Un lavoratore è stato sorpreso a utilizzare i permessi ex Legge 104/1992 non per assistere il familiare disabile, ma per svolgere attività personali. A stabilire la legittimità del suo licenziamento per giusta causa è il Tribunale di Benevento, con una sentenza del 24 marzo 2025 che ribadisce un principio già affermato dalla Cassazione.
Indagini private per scoprire l’abuso
Il dipendente, che conviveva con la suocera disabile, aveva richiesto due giornate di permesso ai sensi della legge 104. Tuttavia, il datore di lavoro ha incaricato un’agenzia investigativa di monitorare i suoi movimenti.

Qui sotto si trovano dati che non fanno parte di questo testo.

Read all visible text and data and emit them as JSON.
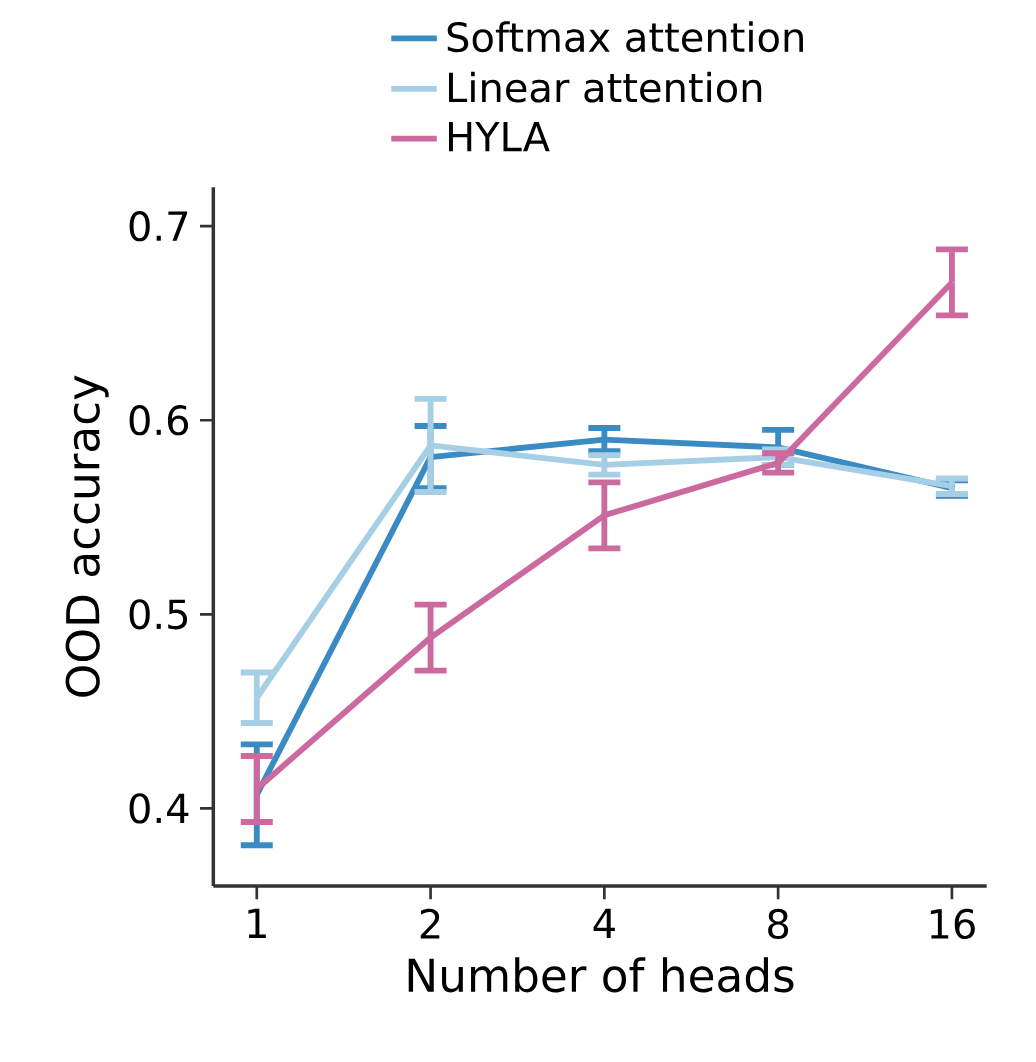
{
  "chart_data": {
    "type": "line",
    "xlabel": "Number of heads",
    "ylabel": "OOD accuracy",
    "categories": [
      "1",
      "2",
      "4",
      "8",
      "16"
    ],
    "ylim": [
      0.36,
      0.72
    ],
    "yticks": [
      0.4,
      0.5,
      0.6,
      0.7
    ],
    "legend": "top",
    "series": [
      {
        "name": "Softmax attention",
        "color": "#3a8ac4",
        "values": [
          0.407,
          0.581,
          0.59,
          0.586,
          0.565
        ],
        "errors": [
          0.026,
          0.016,
          0.006,
          0.009,
          0.004
        ]
      },
      {
        "name": "Linear attention",
        "color": "#a6cfe6",
        "values": [
          0.457,
          0.587,
          0.577,
          0.581,
          0.566
        ],
        "errors": [
          0.013,
          0.024,
          0.005,
          0.004,
          0.004
        ]
      },
      {
        "name": "HYLA",
        "color": "#cc6aa0",
        "values": [
          0.41,
          0.488,
          0.551,
          0.578,
          0.671
        ],
        "errors": [
          0.017,
          0.017,
          0.017,
          0.005,
          0.017
        ]
      }
    ]
  }
}
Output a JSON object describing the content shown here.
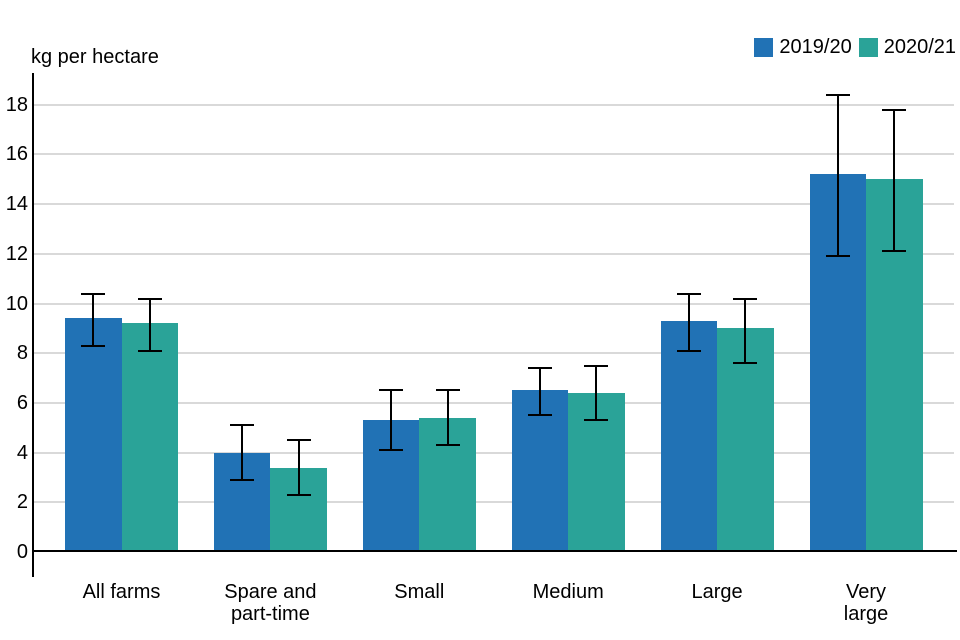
{
  "chart_data": {
    "type": "bar",
    "title": "",
    "ylabel": "kg per hectare",
    "xlabel": "",
    "ylim": [
      0,
      18
    ],
    "ytick_step": 2,
    "grid": true,
    "legend_position": "top-right",
    "categories": [
      "All farms",
      "Spare and\npart-time",
      "Small",
      "Medium",
      "Large",
      "Very\nlarge"
    ],
    "series": [
      {
        "name": "2019/20",
        "color": "#2172b5",
        "values": [
          9.4,
          4.0,
          5.3,
          6.5,
          9.3,
          15.2
        ],
        "error_low": [
          8.3,
          2.9,
          4.1,
          5.5,
          8.1,
          11.9
        ],
        "error_high": [
          10.4,
          5.1,
          6.5,
          7.4,
          10.4,
          18.4
        ]
      },
      {
        "name": "2020/21",
        "color": "#2aa398",
        "values": [
          9.2,
          3.4,
          5.4,
          6.4,
          9.0,
          15.0
        ],
        "error_low": [
          8.1,
          2.3,
          4.3,
          5.3,
          7.6,
          12.1
        ],
        "error_high": [
          10.2,
          4.5,
          6.5,
          7.5,
          10.2,
          17.8
        ]
      }
    ]
  },
  "colors": {
    "background": "#ffffff",
    "gridline": "#d9d9d9",
    "axis": "#000000",
    "error_bar": "#000000",
    "text": "#000000"
  }
}
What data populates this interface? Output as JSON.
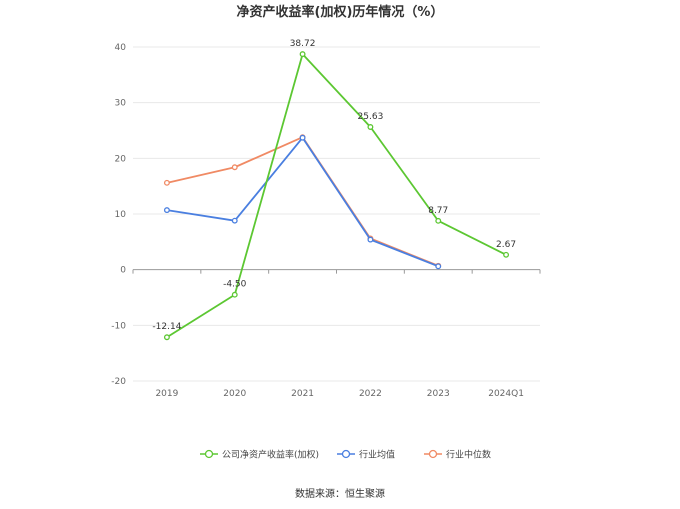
{
  "chart_data": {
    "type": "line",
    "title": "净资产收益率(加权)历年情况（%）",
    "categories": [
      "2019",
      "2020",
      "2021",
      "2022",
      "2023",
      "2024Q1"
    ],
    "ylim": [
      -20,
      40
    ],
    "yticks": [
      -20,
      -10,
      0,
      10,
      20,
      30,
      40
    ],
    "grid": true,
    "legend_position": "bottom",
    "series": [
      {
        "name": "公司净资产收益率(加权)",
        "color": "#5cc732",
        "values": [
          -12.14,
          -4.5,
          38.72,
          25.63,
          8.77,
          2.67
        ],
        "labels": [
          "-12.14",
          "-4.50",
          "38.72",
          "25.63",
          "8.77",
          "2.67"
        ]
      },
      {
        "name": "行业均值",
        "color": "#4a7fe0",
        "values": [
          10.7,
          8.8,
          23.7,
          5.4,
          0.6,
          null
        ]
      },
      {
        "name": "行业中位数",
        "color": "#f08a64",
        "values": [
          15.6,
          18.4,
          23.8,
          5.6,
          0.7,
          null
        ]
      }
    ]
  },
  "source": "数据来源：恒生聚源"
}
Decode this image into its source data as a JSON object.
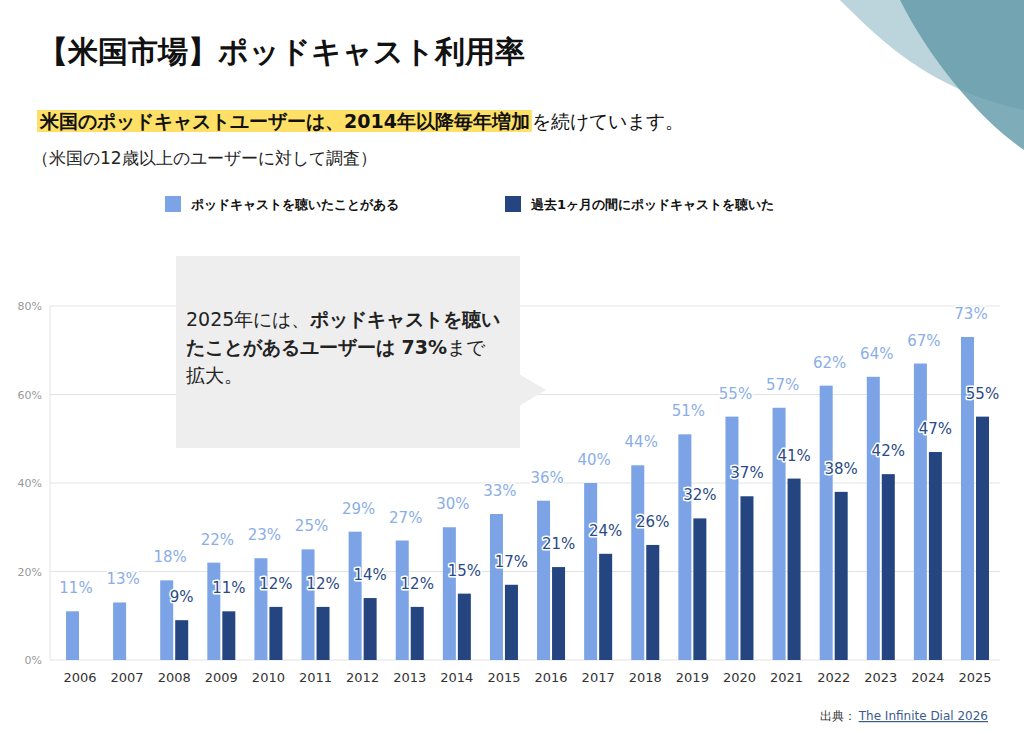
{
  "chart_data": {
    "type": "bar",
    "title": "【米国市場】ポッドキャスト利用率",
    "subtitle": [
      "米国のポッドキャストユーザーは、2014年以降毎年増加",
      "を続けています。"
    ],
    "note": "（米国の12歳以上のユーザーに対して調査）",
    "annotation": [
      "2025年には、",
      "ポッドキャストを聴いたことがあるユーザーは 73%",
      "まで拡大。"
    ],
    "source": [
      "出典：",
      "The Infinite Dial 2026"
    ],
    "categories": [
      "2006",
      "2007",
      "2008",
      "2009",
      "2010",
      "2011",
      "2012",
      "2013",
      "2014",
      "2015",
      "2016",
      "2017",
      "2018",
      "2019",
      "2020",
      "2021",
      "2022",
      "2023",
      "2024",
      "2025"
    ],
    "series": [
      {
        "name": "ポッドキャストを聴いたことがある",
        "color": "#7ba3e6",
        "values": [
          11,
          13,
          18,
          22,
          23,
          25,
          29,
          27,
          30,
          33,
          36,
          40,
          44,
          51,
          55,
          57,
          62,
          64,
          67,
          73
        ],
        "value_labels": [
          "11%",
          "13%",
          "18%",
          "22%",
          "23%",
          "25%",
          "29%",
          "27%",
          "30%",
          "33%",
          "36%",
          "40%",
          "44%",
          "51%",
          "55%",
          "57%",
          "62%",
          "64%",
          "67%",
          "73%"
        ]
      },
      {
        "name": "過去1ヶ月の間にポッドキャストを聴いた",
        "color": "#24457f",
        "values": [
          null,
          null,
          9,
          11,
          12,
          12,
          14,
          12,
          15,
          17,
          21,
          24,
          26,
          32,
          37,
          41,
          38,
          42,
          47,
          55
        ],
        "value_labels": [
          null,
          null,
          "9%",
          "11%",
          "12%",
          "12%",
          "14%",
          "12%",
          "15%",
          "17%",
          "21%",
          "24%",
          "26%",
          "32%",
          "37%",
          "41%",
          "38%",
          "42%",
          "47%",
          "55%"
        ]
      }
    ],
    "ylim": [
      0,
      80
    ],
    "yticks": [
      {
        "value": 0,
        "label": "0%"
      },
      {
        "value": 20,
        "label": "20%"
      },
      {
        "value": 40,
        "label": "40%"
      },
      {
        "value": 60,
        "label": "60%"
      },
      {
        "value": 80,
        "label": "80%"
      }
    ],
    "grid": true,
    "legend": "top",
    "data_labels": true
  }
}
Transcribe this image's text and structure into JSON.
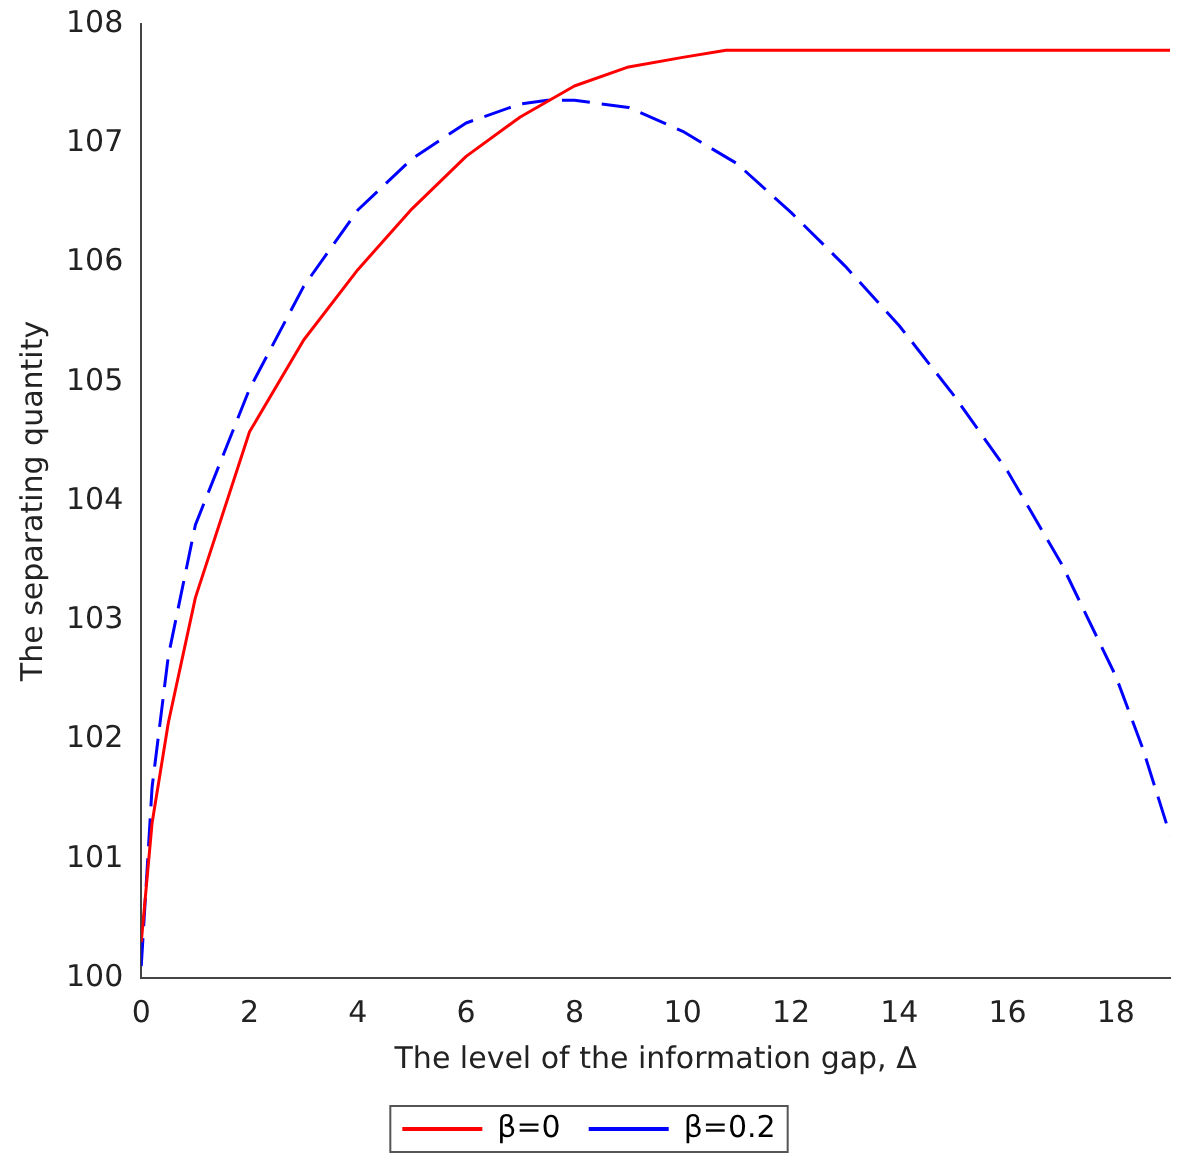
{
  "chart_data": {
    "type": "line",
    "xlabel": "The level of the information gap, Δ",
    "ylabel": "The separating quantity",
    "xlim": [
      0,
      19
    ],
    "xticks": [
      0,
      2,
      4,
      6,
      8,
      10,
      12,
      14,
      16,
      18
    ],
    "ylim": [
      100,
      108
    ],
    "yticks": [
      100,
      101,
      102,
      103,
      104,
      105,
      106,
      107,
      108
    ],
    "grid": false,
    "legend": "bottom",
    "marker": "none",
    "series": [
      {
        "name": "β=0",
        "color": "#ff0000",
        "line_style": "solid",
        "x": [
          0,
          0.2,
          0.5,
          1,
          2,
          3,
          4,
          5,
          6,
          7,
          8,
          9,
          10,
          10.8,
          12,
          14,
          16,
          18,
          19
        ],
        "values": [
          100.3,
          101.3,
          102.14,
          103.19,
          104.58,
          105.35,
          105.94,
          106.45,
          106.89,
          107.22,
          107.48,
          107.64,
          107.72,
          107.78,
          107.78,
          107.78,
          107.78,
          107.78,
          107.78
        ]
      },
      {
        "name": "β=0.2",
        "color": "#0000ff",
        "line_style": "dashed",
        "x": [
          0,
          0.2,
          0.5,
          1,
          2,
          3,
          4,
          5,
          6,
          7,
          7.5,
          8,
          9,
          10,
          11,
          12,
          13,
          14,
          15,
          16,
          17,
          18,
          18.5,
          19
        ],
        "values": [
          100.1,
          101.6,
          102.7,
          103.8,
          104.94,
          105.8,
          106.44,
          106.87,
          107.17,
          107.33,
          107.36,
          107.36,
          107.3,
          107.1,
          106.83,
          106.42,
          105.97,
          105.47,
          104.89,
          104.25,
          103.47,
          102.53,
          101.92,
          101.2
        ]
      }
    ]
  }
}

I risultati hanno parlato chiaro: l’uomo veniva visto alla guida di un furgone, mentre si recava in diverse abitazioni con attrezzi da lavoro. Nessuna assistenza diretta, ma attività riconducibili a un secondo lavoro.
Le difese del lavoratore
Il dipendente ha impugnato il licenziamento sostenendo che stava comunque svolgendo compiti legati all’assistenza, anche se al di fuori dell’abitazione. Ha inoltre contestato la legittimità degli accertamenti investigativi, parlando di violazione della privacy.
Il Tribunale: abuso dei permessi, giusta causa
Il giudice ha respinto tutte le argomentazioni del lavoratore. Secondo la sentenza, i permessi Legge 104 possono essere utilizzati solo per prestare assistenza diretta al disabile. Non sono giorni liberi da dedicare ad altro, né servono per recuperare energie.
Anche un’assistenza solo formale o minima — ad esempio di pochi minuti — non giustifica l’intera giornata di permesso retribuito. In questo caso, la presenza del lavoratore nell’abitazione della suocera è stata stimata in circa 30 minuti a fronte di un permesso di 4 ore.
Controlli investigativi legittimi
Il Tribunale ha anche chiarito che i controlli investigativi sono leciti, se mirati ad accertare comportamenti potenzialmente penalmente rilevanti. L’agenzia non ha violato la privacy, perché non ha monitorato l’attività lavorativa interna, ma solo il rispetto delle finalità per cui era stato concesso il permesso.
Il ricorso del lavoratore è stato quindi rigettato, confermando che chi abusa dei permessi rischia concretamente il licenziamento per giusta causa.